De mon avis, vous ne comprendrez pas davantage cette dualité en regardant Extremly Wicked, Shockingly Evil and Vile de Joe Berlinger, sorti en 2019 (quel mauvais titre par ailleurs).

La narration commence de manière extrêmement rapide : Ted Bundy est déjà en prison et Liz Kendall lui demande des comptes au parloir puis un flashback survient fort à propos et nous repartons à Seattle en 1969 pour observer leur rencontre dans un bar étudiant.

Il est beau (on a vu plus décati que Zac Efron) et Ted Bundy avait – si l’on regarde les photos faites de lui à l’époque – une assez belle figure encadrée par une chevelure sombre et bouclée, des traits réguliers avec un front large d’intellectuel et des yeux clairs.
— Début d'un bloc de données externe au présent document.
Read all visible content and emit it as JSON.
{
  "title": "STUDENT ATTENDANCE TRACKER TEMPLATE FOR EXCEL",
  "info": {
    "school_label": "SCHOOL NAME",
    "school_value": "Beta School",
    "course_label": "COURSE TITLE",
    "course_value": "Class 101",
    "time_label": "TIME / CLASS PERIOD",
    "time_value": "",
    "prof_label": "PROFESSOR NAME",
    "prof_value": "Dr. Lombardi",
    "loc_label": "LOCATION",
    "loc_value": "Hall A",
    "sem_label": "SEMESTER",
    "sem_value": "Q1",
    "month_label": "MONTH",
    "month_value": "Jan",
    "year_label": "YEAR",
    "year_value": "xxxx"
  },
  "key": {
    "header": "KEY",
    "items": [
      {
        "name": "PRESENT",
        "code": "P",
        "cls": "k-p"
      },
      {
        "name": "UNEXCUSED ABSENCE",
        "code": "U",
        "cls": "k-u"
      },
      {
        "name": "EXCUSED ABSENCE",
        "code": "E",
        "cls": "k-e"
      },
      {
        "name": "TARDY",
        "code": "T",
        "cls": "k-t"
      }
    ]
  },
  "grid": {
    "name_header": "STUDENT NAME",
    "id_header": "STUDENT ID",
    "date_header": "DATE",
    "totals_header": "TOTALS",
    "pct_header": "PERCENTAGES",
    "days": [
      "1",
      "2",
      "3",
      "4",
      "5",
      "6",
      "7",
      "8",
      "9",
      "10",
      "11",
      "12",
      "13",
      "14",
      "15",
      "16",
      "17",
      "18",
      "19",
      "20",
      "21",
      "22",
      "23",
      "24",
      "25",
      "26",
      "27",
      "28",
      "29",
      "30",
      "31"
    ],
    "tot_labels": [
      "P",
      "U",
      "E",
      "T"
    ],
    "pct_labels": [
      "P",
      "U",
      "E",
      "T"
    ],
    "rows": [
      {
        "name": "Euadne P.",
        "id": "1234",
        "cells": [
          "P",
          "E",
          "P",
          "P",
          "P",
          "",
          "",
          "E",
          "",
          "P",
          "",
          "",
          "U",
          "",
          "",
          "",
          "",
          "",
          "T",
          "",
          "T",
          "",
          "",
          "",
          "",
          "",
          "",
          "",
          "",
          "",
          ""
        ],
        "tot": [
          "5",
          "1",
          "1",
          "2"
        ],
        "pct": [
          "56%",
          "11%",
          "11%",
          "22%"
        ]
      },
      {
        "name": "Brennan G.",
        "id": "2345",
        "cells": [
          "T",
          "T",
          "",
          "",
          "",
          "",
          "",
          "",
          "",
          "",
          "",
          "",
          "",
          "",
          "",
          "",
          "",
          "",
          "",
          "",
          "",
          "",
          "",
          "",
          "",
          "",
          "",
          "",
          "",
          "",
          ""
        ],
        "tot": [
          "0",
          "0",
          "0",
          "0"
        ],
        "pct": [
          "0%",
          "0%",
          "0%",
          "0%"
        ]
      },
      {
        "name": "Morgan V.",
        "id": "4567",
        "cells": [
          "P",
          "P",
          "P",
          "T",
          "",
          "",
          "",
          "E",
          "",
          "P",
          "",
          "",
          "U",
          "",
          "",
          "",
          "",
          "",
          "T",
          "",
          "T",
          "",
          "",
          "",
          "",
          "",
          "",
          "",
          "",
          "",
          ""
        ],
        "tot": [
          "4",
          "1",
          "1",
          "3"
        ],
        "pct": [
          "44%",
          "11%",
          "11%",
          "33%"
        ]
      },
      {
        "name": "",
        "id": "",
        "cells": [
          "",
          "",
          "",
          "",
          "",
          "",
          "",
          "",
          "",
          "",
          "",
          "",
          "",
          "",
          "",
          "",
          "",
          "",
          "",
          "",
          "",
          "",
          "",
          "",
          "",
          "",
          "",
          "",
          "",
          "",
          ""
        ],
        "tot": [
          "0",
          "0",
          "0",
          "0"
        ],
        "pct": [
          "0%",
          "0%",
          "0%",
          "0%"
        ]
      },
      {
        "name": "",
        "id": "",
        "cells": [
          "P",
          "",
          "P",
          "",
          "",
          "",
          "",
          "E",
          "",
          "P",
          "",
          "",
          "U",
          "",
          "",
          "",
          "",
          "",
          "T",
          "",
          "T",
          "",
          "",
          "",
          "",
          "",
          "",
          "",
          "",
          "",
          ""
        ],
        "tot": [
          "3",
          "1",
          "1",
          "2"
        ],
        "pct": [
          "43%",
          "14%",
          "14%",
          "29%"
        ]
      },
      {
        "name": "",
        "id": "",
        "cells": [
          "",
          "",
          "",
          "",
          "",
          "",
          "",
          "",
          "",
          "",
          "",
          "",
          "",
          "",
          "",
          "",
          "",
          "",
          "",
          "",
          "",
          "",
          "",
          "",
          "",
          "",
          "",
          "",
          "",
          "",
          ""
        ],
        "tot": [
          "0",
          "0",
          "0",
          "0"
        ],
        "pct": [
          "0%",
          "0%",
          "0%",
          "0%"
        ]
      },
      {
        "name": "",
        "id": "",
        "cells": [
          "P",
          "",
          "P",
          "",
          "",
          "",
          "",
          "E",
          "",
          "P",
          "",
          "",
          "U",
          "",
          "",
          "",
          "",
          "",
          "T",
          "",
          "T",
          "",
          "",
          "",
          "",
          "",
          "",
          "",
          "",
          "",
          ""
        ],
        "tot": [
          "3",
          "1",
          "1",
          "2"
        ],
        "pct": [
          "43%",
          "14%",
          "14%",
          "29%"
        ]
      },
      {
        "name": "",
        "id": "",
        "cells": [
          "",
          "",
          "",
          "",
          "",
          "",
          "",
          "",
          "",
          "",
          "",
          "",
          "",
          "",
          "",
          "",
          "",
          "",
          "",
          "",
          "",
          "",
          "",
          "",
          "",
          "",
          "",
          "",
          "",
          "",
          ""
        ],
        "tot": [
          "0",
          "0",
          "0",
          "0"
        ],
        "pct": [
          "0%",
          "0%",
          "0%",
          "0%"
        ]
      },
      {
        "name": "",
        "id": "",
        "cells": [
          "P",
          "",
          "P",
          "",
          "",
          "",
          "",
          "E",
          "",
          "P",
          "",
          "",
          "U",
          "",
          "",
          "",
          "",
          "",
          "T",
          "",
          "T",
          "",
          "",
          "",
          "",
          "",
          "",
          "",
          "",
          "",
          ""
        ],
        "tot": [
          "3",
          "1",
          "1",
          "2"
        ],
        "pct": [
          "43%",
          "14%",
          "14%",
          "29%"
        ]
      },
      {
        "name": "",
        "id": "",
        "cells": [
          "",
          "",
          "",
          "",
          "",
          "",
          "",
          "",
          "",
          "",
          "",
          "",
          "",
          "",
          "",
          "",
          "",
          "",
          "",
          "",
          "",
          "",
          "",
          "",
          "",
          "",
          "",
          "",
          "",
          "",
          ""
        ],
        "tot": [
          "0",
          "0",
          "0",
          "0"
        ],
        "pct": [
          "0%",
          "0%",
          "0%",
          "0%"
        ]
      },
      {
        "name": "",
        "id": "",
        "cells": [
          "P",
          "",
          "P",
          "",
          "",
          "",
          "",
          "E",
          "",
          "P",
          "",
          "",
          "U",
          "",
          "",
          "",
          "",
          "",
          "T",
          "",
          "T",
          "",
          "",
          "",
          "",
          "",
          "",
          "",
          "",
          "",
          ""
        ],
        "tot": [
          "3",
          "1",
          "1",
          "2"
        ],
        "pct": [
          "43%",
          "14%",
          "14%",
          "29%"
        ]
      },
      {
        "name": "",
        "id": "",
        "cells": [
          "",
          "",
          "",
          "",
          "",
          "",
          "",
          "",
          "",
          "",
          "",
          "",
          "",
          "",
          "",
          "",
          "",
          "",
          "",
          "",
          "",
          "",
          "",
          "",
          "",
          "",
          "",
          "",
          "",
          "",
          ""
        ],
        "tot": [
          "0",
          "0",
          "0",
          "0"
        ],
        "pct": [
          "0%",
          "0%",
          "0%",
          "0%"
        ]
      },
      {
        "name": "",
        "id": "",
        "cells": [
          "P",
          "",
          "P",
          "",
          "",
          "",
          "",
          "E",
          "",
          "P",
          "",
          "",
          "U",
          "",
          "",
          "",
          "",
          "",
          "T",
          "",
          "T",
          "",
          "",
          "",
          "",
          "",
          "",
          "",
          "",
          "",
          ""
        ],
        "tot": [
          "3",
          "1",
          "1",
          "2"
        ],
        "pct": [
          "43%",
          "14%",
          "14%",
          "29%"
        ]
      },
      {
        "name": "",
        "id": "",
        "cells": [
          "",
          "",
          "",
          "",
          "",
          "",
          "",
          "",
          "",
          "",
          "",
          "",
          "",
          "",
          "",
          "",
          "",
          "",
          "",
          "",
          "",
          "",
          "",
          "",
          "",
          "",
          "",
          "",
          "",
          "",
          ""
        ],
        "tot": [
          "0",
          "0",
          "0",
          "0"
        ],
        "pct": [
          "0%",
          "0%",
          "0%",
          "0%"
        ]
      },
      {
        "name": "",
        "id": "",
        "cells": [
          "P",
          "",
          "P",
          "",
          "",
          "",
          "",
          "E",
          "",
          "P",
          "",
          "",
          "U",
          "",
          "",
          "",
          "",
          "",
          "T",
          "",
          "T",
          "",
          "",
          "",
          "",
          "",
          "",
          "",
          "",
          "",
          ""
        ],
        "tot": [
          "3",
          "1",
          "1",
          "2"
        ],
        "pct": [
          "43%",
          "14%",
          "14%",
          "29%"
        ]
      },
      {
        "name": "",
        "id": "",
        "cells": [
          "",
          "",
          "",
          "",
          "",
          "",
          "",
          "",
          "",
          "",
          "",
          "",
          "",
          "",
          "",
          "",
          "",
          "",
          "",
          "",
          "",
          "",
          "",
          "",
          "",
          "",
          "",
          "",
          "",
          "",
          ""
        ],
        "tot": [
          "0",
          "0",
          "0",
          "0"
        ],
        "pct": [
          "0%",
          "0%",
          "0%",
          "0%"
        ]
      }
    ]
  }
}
Le film n’évoque pas son enfance et parle à peine de sa famille proche, aussi le personnage nous parait-il un peu sorti de nulle part, ce qui est évidemment très éloigné de la vérité.
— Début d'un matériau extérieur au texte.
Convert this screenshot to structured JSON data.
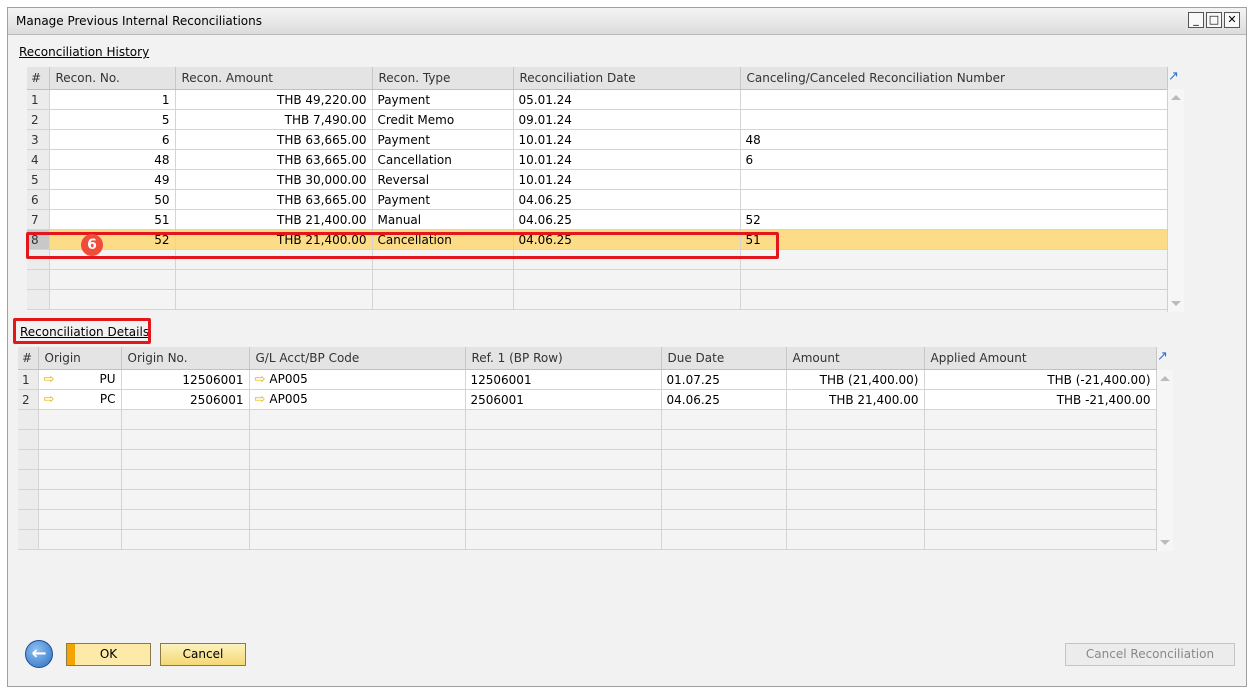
{
  "window": {
    "title": "Manage Previous Internal Reconciliations"
  },
  "history": {
    "section_title": "Reconciliation History",
    "columns": [
      "#",
      "Recon. No.",
      "Recon. Amount",
      "Recon. Type",
      "Reconciliation Date",
      "Canceling/Canceled Reconciliation Number"
    ],
    "rows": [
      {
        "idx": "1",
        "no": "1",
        "amount": "THB 49,220.00",
        "type": "Payment",
        "date": "05.01.24",
        "cancel": ""
      },
      {
        "idx": "2",
        "no": "5",
        "amount": "THB 7,490.00",
        "type": "Credit Memo",
        "date": "09.01.24",
        "cancel": ""
      },
      {
        "idx": "3",
        "no": "6",
        "amount": "THB 63,665.00",
        "type": "Payment",
        "date": "10.01.24",
        "cancel": "48"
      },
      {
        "idx": "4",
        "no": "48",
        "amount": "THB 63,665.00",
        "type": "Cancellation",
        "date": "10.01.24",
        "cancel": "6"
      },
      {
        "idx": "5",
        "no": "49",
        "amount": "THB 30,000.00",
        "type": "Reversal",
        "date": "10.01.24",
        "cancel": ""
      },
      {
        "idx": "6",
        "no": "50",
        "amount": "THB 63,665.00",
        "type": "Payment",
        "date": "04.06.25",
        "cancel": ""
      },
      {
        "idx": "7",
        "no": "51",
        "amount": "THB 21,400.00",
        "type": "Manual",
        "date": "04.06.25",
        "cancel": "52"
      },
      {
        "idx": "8",
        "no": "52",
        "amount": "THB 21,400.00",
        "type": "Cancellation",
        "date": "04.06.25",
        "cancel": "51"
      }
    ]
  },
  "step_badge": "6",
  "details": {
    "section_title": "Reconciliation Details",
    "columns": [
      "#",
      "Origin",
      "Origin No.",
      "G/L Acct/BP Code",
      "Ref. 1 (BP Row)",
      "Due Date",
      "Amount",
      "Applied Amount"
    ],
    "rows": [
      {
        "idx": "1",
        "origin": "PU",
        "origin_no": "12506001",
        "code": "AP005",
        "ref": "12506001",
        "due": "01.07.25",
        "amount": "THB (21,400.00)",
        "applied": "THB (-21,400.00)"
      },
      {
        "idx": "2",
        "origin": "PC",
        "origin_no": "2506001",
        "code": "AP005",
        "ref": "2506001",
        "due": "04.06.25",
        "amount": "THB 21,400.00",
        "applied": "THB -21,400.00"
      }
    ]
  },
  "buttons": {
    "ok": "OK",
    "cancel": "Cancel",
    "cancel_recon": "Cancel Reconciliation"
  },
  "colors": {
    "selected_row": "#fddc87",
    "highlight": "#e3161b",
    "badge": "#ef4c3a",
    "button": "#f5d874"
  }
}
J’ai été très surprise par le film – je redoutais un peu de le voir étant donné son propos - dans le sens où il ne montre pas grand-chose de Ted Bundy. Je suppose qu’il eut été malvenu de le prendre comme figure centrale – ce qui n’a cependant pas empêché la polémique de naître quant à la « glamourisation » de la figure du tueur en série par Netflix (Dahmer & Cie ne sont pas loin dans cette histoire).
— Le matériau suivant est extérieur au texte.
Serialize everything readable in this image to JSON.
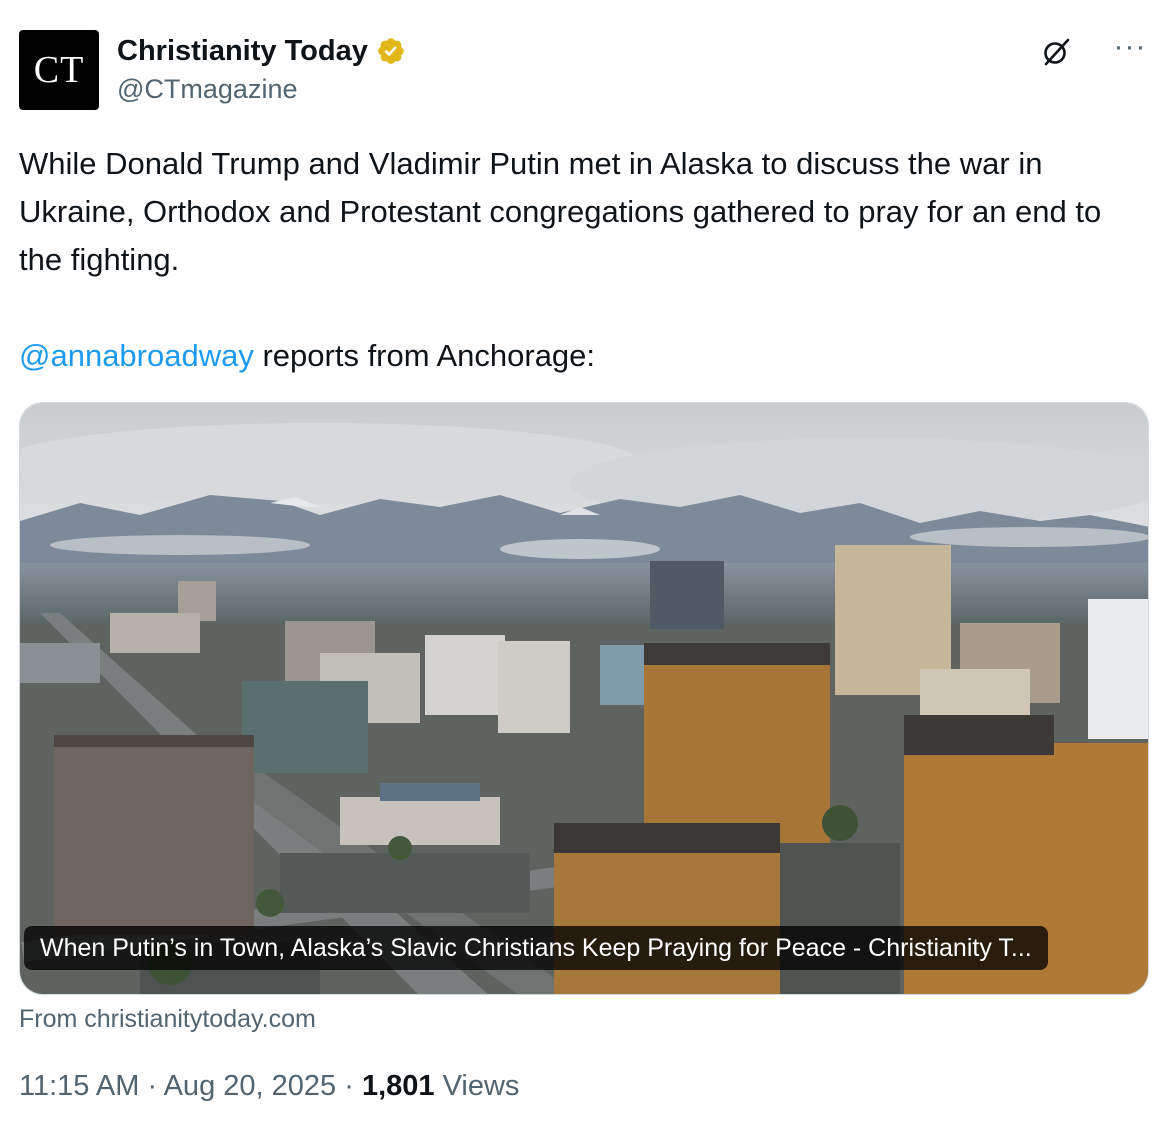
{
  "account": {
    "avatar_text": "CT",
    "display_name": "Christianity Today",
    "handle": "@CTmagazine",
    "verified_badge_color": "#e2b719"
  },
  "icons": {
    "grok": "grok-icon",
    "more": "more-horizontal-icon",
    "verified": "verified-badge-icon"
  },
  "tweet": {
    "text": "While Donald Trump and Vladimir Putin met in Alaska to discuss the war in Ukraine, Orthodox and Protestant congregations gathered to pray for an end to the fighting.",
    "mention": "@annabroadway",
    "mention_suffix": " reports from Anchorage:"
  },
  "card": {
    "title": "When Putin’s in Town, Alaska’s Slavic Christians Keep Praying for Peace - Christianity T...",
    "source": "From christianitytoday.com"
  },
  "meta": {
    "time": "11:15 AM",
    "separator": "·",
    "date": "Aug 20, 2025",
    "views_count": "1,801",
    "views_label": "Views"
  },
  "colors": {
    "link": "#1d9bf0",
    "secondary_text": "#536471",
    "primary_text": "#0f1419"
  }
}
Le problème est que nous demeurons, du début à la fin, seulement confrontés à une figure dramatiquement conventionnelle, ce qui ne permet pas au spectateur d’appréhender Theodore Robert Bundy dans sa toute sa complexité.

Il est également difficile - à mon avis - de valider le fait que nous observions un tueur par les yeux de sa petite amie puisque finalement, on nous présente davantage son côté séduisant (sa gentillesse à son égard lors de leur rencontre, son côté attentionné) et finalement très peu d’éléments inquiétants susceptibles de surgir dans la routine ordinaire du couple.

Cette éviction des faits dérangeants a pour conséquence directe que le spectateur ne sait pas précisément ce qui pousse Elizabeth Kendall à contacter la police pour lui donner le nom de son compagnon. Parce qu’elle avait des doutes, me direz-vous. J’entends bien, mais d’où venaient-ils au-delà de la supposée ressemblance avec le portrait robot établi par la police ? Un homme qui vous regarde avec une lampe torche durant votre sommeil est certes un détail troublant mais je ne crois pas que cela suffise à vous interroger si douloureusement sur sa santé mentale.

Dans la réalité, Elizabeth avait bien dû sentir le vent tourner à de multiples reprises pour agir ainsi (elle le signalera par trois reprises à la police) mais le film échoue à retranscrire cette angoisse latente, intérieure et pénétrante de la femme qui commence à se demander si l’homme qu’elle aime profondément n’est pas le pire des monstres.

La narration porte une attention logique à la chronologie mais garde une distance prudente avec les crimes, de plus en plus relayés par les médias. Les noms des États défilent, les villes aussi. Ted Bundy se fait arrêter, puis s’évade avant de se refaire arrêter et d’être définitivement enferré en Floride. (Il y a d’ailleurs quelque chose de risible avec cet épisode de l’évasion – outre cet affreux gilet orange et marron que portait Bundy à ce moment – c’est la facilité et la malice avec laquelle elle se fait).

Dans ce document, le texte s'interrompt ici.